Coaching a very talented athlete can be a great deal of fun. That athlete usually attracts a lot of attention as a result of their performance on the field, but be careful not to allow your player to use their athletic status as an excuse to behave out of control. If this individual is already exhibiting character issues in and out of competition, you need to get a handle on the situation before it is too late.

How do you handle your best athlete getting into trouble outside of the sport? It’s not an easy task, and outside influences can make a challenging job increasingly frustrating.

Remind the athlete that no one is above the team, even if they are one of the primary keys to winning.

Set clear rules and consequences and be consistent if discipline is necessary. For instance, if being late to practice means that the athlete owes 500 yards then make sure the athlete runs the 500 yards when it is appropriate. Allowing them to get away with the bad behavior sends a negative reinforcement to the player and the team as a whole.

The best way to avoid this situation is to be clear and firm up front. Preach to your athletes that there is no “I” in team and that no individual comes before the group. Once your players buy in to this philosophy, you’ll rarely have an issue concerning how you discipline your athletes.

Regardless of how well you plan when dealing with these issues, sometimes you have to make an example out of an athlete. Sitting a key performer for part of a game or the entire competition can be difference between winning and losing.

You have to figure out a way to show the athlete that certain behavior will not be rewarded and that there are consequences for all of our actions in the real world.

I don’t suggest purposefully putting your team at risk of losing because of an athlete. The rest of your team may see this as putting one athlete before the team as well.
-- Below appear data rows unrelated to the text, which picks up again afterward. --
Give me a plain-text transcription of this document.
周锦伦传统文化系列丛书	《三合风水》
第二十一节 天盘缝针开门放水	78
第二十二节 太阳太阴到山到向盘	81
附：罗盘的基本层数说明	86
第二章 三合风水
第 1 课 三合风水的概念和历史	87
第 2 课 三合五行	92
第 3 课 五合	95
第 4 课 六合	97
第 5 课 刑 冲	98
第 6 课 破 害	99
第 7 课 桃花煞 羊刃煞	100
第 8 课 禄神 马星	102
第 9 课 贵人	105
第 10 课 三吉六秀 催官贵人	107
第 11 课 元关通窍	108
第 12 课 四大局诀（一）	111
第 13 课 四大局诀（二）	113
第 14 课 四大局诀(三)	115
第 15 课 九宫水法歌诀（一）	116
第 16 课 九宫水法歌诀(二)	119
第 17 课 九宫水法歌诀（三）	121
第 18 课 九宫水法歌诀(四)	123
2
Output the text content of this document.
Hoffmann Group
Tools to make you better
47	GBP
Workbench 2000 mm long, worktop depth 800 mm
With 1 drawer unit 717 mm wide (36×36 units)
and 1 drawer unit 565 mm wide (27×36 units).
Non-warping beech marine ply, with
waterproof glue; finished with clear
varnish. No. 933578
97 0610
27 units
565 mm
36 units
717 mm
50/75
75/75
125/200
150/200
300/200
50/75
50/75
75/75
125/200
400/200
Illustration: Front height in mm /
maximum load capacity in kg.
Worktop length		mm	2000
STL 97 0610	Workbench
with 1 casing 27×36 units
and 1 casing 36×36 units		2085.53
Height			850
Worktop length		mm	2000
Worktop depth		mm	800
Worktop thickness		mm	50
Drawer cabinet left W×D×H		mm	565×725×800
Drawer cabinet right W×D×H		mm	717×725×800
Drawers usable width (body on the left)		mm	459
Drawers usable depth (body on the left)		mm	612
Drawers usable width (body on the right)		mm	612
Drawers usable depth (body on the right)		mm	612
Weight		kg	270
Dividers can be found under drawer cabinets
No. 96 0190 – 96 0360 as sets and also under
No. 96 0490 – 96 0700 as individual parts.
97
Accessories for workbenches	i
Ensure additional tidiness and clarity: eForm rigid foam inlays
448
Unfortunately, there is no set manner in which one can handle these situations. And keep in mind that the hard work is done up front before the season starts. If need be, have the athletes sign a behavior contract that outlines expectations and consequences so that parents and players are aware of your program ideology. As a coach, always be consistent and fair, and remember that your standards must be met by all players without exception. Keep in mind also that your role as a coach extends far beyond the field. Winning is not everything if you are not helping your athletes become better individuals.